Plans allow everyone to get involved.  Plans make what was so extremely difficult the first time (or the first 30 times!) so simple that anyone could do it.  It might be technological so that instead of a complicated process that requires skill and training, the same thing can be done with a push of a button.  It could be software that simplifies things and makes it possible to accomplish things from anywhere, rather than people having to travel somewhere.  It could be infrastructure that makes travel, organization or communication easy.  It could be a shift in thinking that allows people to approach problems in a new way.  Whatever the plan is it must involve moving away from the solution being something that only you or a small team of people can do to something so simple that anyone who cares about the problem can join in.  This is how a dream can change the world.

Our Plan to Help Children

Let me share with you our plan as a way to illustrate the dream funnel that I have been talking about.  Eight years ago I had a dream of bringing hugs, help and hope to every child who suffers trauma from disasters.  This was the dream that I could not forget.  It kept rattling around in my brain as I visited various disaster sites around Asia and saw the plight of the children.  I knew that there had to be a way to help them.

I began to have visions of what my dream would look like and what the obstacles would be.  I read that children who suffer trauma are susceptible to a host of physical, social and psychological problems as they grow older.  Trauma during childhood can set up cycles of hopelessness and violence that keep communities poor.  I found out that on average 90 million children are affected by disasters worldwide every year.  I also discovered that most of these children have no access to mental health care.

We developed a strategy based on the model that the Red Cross uses to train laypeople how to save lives by learning basic first-aid and introducing AED [Automated External Defibrillator]technology in public places.  Our strategy is to train people in communities that are vulnerable to disasters in psychological first-aid for children and to provide them with a curriculum that makes it easy and engaging.

Our project began in 2008 with the Sichuan earthquake in China that killed over 69,000 people and left millions homeless.  Our training was given to volunteers who proceeded to hold OperationSAFE camps for children teaching them five essential lessons for resilience to trauma.  We learned a lot and then went back the next year and tried again.  Each disaster, the curriculum and training has been refined.  Since the first camps we have worked in Haiti, Tibet, Japan, Indonesia and the Philippines, helping thousands of children to recover from trauma.

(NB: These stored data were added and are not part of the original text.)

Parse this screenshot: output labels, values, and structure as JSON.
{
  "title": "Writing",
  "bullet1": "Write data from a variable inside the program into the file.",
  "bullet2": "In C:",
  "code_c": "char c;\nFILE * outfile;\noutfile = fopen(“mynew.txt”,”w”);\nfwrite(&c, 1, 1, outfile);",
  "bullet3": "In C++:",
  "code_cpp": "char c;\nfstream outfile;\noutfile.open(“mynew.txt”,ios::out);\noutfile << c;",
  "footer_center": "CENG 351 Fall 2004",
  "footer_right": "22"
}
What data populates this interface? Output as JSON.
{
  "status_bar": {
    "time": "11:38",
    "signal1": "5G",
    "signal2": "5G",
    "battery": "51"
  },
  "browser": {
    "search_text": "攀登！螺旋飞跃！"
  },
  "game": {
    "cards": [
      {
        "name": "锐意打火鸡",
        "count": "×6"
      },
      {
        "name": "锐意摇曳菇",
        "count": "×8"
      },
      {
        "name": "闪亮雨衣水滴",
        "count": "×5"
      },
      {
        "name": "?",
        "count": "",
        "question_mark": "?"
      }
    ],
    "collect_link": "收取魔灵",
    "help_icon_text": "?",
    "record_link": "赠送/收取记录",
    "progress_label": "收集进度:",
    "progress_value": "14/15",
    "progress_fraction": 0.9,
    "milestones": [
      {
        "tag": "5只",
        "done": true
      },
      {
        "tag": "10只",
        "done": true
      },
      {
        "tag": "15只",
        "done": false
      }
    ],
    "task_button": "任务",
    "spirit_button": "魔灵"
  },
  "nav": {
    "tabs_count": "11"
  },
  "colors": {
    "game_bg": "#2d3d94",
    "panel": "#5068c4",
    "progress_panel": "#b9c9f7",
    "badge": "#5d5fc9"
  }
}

But we are not satisfied to help thousands when it is possible to help millions.  What dreamer would be?  Our plan this year is to launch OperationSAFE in the Philippines where our project has seen the most traction.  The Philippines is one of the most vulnerable places to disaster on the planet with 1.5 million children affected every year.  Our goal this year is to build an organization, a highway, so that local volunteers can receive training and curriculum to hold OperationSAFE camps in their barangays in response to typhoons, flooding, fires and earthquakes.

We are confident that this year we can help over 10,000 children in the Philippines.  We have a plan in which we are confident because it has been tried and tested.  Now it is ready for everyone.